HORSE RACING—In his first start as a 4-year-old and his first in California, SPECTACULAR BID ($2.60), Bill Shoemaker up, won the $81,550 Malibu Stakes at Santa Anita, covering the seven furlongs in a track-record 1:20 and finishing five lengths ahead of Flying Paster.
SWIMMING—TRACY CAULKINS won the 200-meter individual medley in 2:13.69, breaking her own world record set in 1978 by .38; at the Women's International Competition in Austin, Texas.
TENNIS—BRIAN GOTTFRIED and RAUL RAMIREZ defeated Wojtak Fibak and Tom Okker 3-6, 6-4, 6-4, 4-6, 6-3 to win the $200,000 World Doubles Tennis Championships at Olympia, England.
Guillermo Vilas won his second straight Australian Open title in Melbourne 7-6, 6-3, 6-2 over John Sadri. BARBARA JORDAN defeated Sharon Walsh 6-3, 6-3 in the finals of the women's singles.
TRACK—Two world indoor records were set at the Muhammad Ali Invitational in Long Beach. HOUSTON McTEAR won the 60-meters in 6.38, and EVELYN ASHFORD won the women's 60 in 7.04 (page 103).
MILEPOSTS—FIRED: By Arizona State, FRED MILLER, the athletic director who dismissed Football Coach Frank Kush on Oct. 13.
By the University of Florida as basketball coach, JOHN LOTZ, 44, after guiding the Gators to a 4-7 start this season.
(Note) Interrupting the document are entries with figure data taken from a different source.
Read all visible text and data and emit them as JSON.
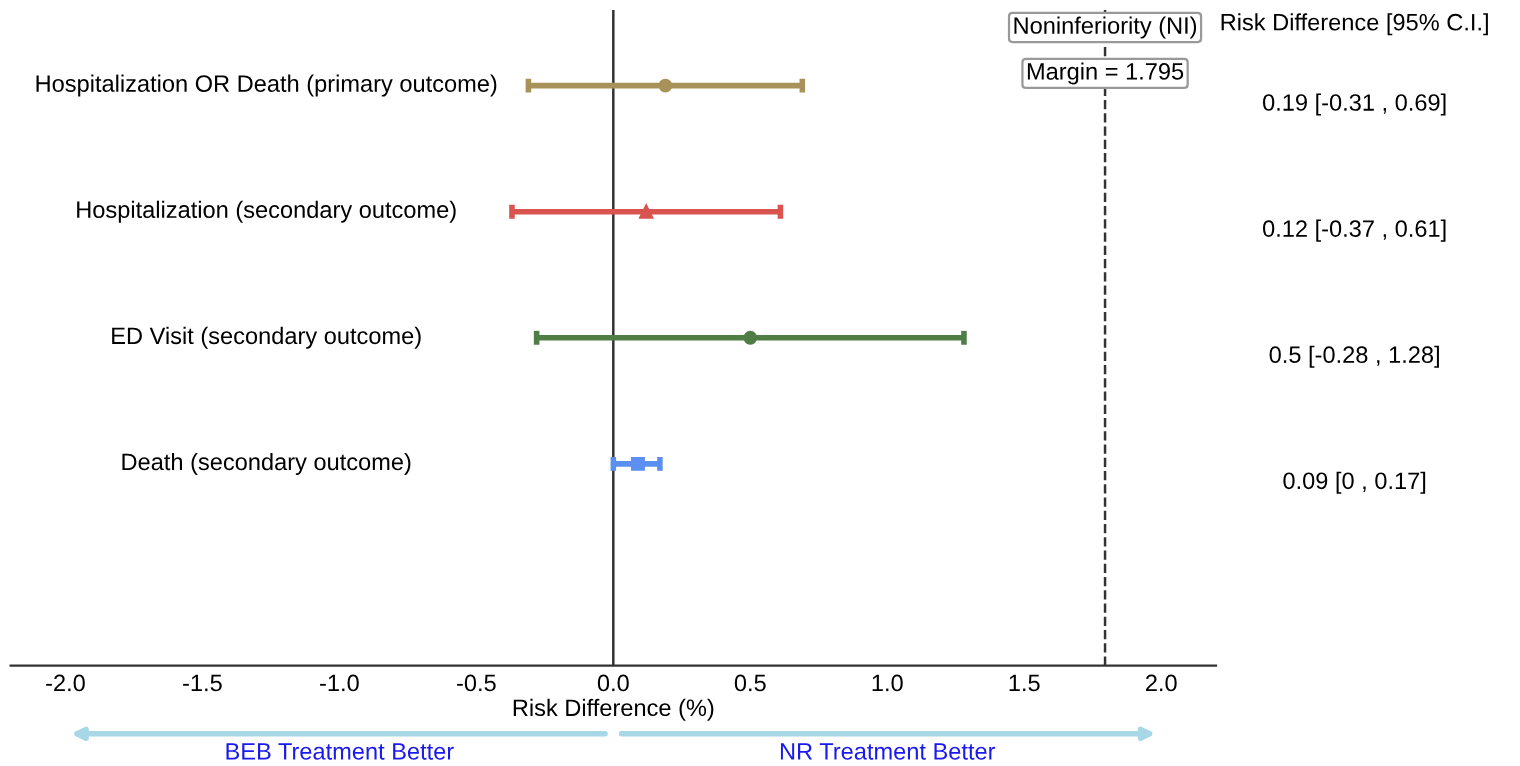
{
  "chart_data": {
    "type": "scatter",
    "orientation": "horizontal",
    "xlabel": "Risk Difference (%)",
    "categories": [
      "Hospitalization OR Death (primary outcome)",
      "Hospitalization (secondary outcome)",
      "ED Visit (secondary outcome)",
      "Death (secondary outcome)"
    ],
    "series": [
      {
        "color": "#a8925a",
        "marker": "circle",
        "values": [
          0.19,
          null,
          null,
          null
        ],
        "errors": [
          [
            -0.31,
            0.69
          ],
          null,
          null,
          null
        ]
      },
      {
        "color": "#d9534f",
        "marker": "triangle",
        "values": [
          null,
          0.12,
          null,
          null
        ],
        "errors": [
          null,
          [
            -0.37,
            0.61
          ],
          null,
          null
        ]
      },
      {
        "color": "#4f7d45",
        "marker": "circle",
        "values": [
          null,
          null,
          0.5,
          null
        ],
        "errors": [
          null,
          null,
          [
            -0.28,
            1.28
          ],
          null
        ]
      },
      {
        "color": "#5b8ff0",
        "marker": "square",
        "values": [
          null,
          null,
          null,
          0.09
        ],
        "errors": [
          null,
          null,
          null,
          [
            0,
            0.17
          ]
        ]
      }
    ],
    "xlim": [
      -2.2,
      2.2
    ],
    "xticks": [
      {
        "value": -2,
        "label": "-2.0"
      },
      {
        "value": -1.5,
        "label": "-1.5"
      },
      {
        "value": -1,
        "label": "-1.0"
      },
      {
        "value": -0.5,
        "label": "-0.5"
      },
      {
        "value": 0,
        "label": "0.0"
      },
      0.5,
      {
        "value": 1,
        "label": "1.0"
      },
      1.5,
      {
        "value": 2,
        "label": "2.0"
      }
    ],
    "ref_lines": [
      {
        "axis": "x",
        "value": 0,
        "line_style": "solid",
        "color": "#333333"
      },
      {
        "axis": "x",
        "value": 1.795,
        "label": "Noninferiority (NI)\nMargin = 1.795",
        "line_style": "dashed",
        "color": "#333333"
      }
    ],
    "annotations": [
      "Risk Difference [95% C.I.]",
      "0.19 [-0.31 , 0.69]",
      "0.12 [-0.37 , 0.61]",
      "0.5 [-0.28 , 1.28]",
      "0.09 [0 , 0.17]",
      "BEB Treatment Better",
      "NR Treatment Better"
    ],
    "legend": false
  }
}
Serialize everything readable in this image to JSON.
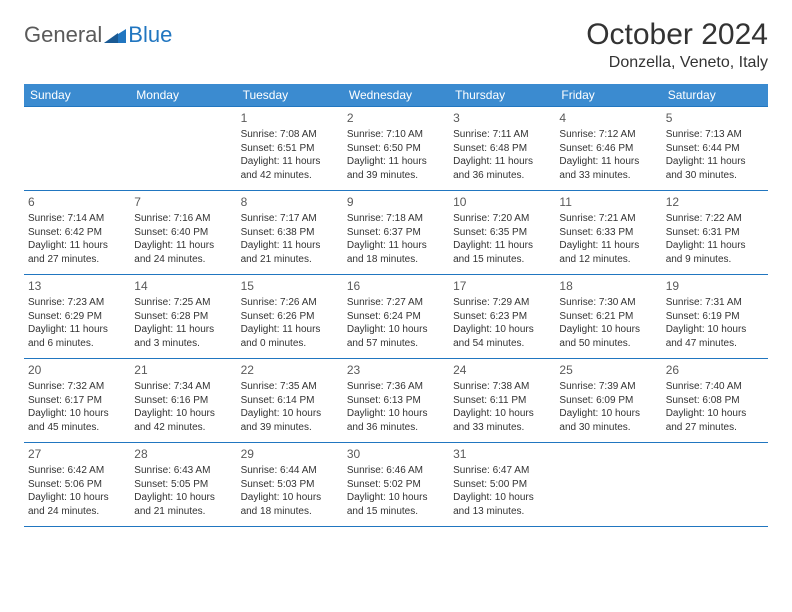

Ed Visscher was named acting coach.
NAMED: As head football coach by Northern Illinois. BILL MALLORY, 44, former coach (1974-78) of the University of Colorado, who had a 35-21-1 record.
HIRED: As coach of the CFL Toronto Argonauts, WILLIE WOOD, 43, former Packer defensive back. He is the first black coach of a major pro football team.
DIED: FRANK WYKOFF, 70, a sprinter who won gold medals as a member of the U.S. 400-meter relay teams in the 1928, 1932 and 1936 Olympics; of emphysema; in Pasadena, Calif.
Middleweight Boxer TONY THOMAS, 20, of a blood clot on the brain suffered during a Dec. 22 fight in Spartanburg, S.C.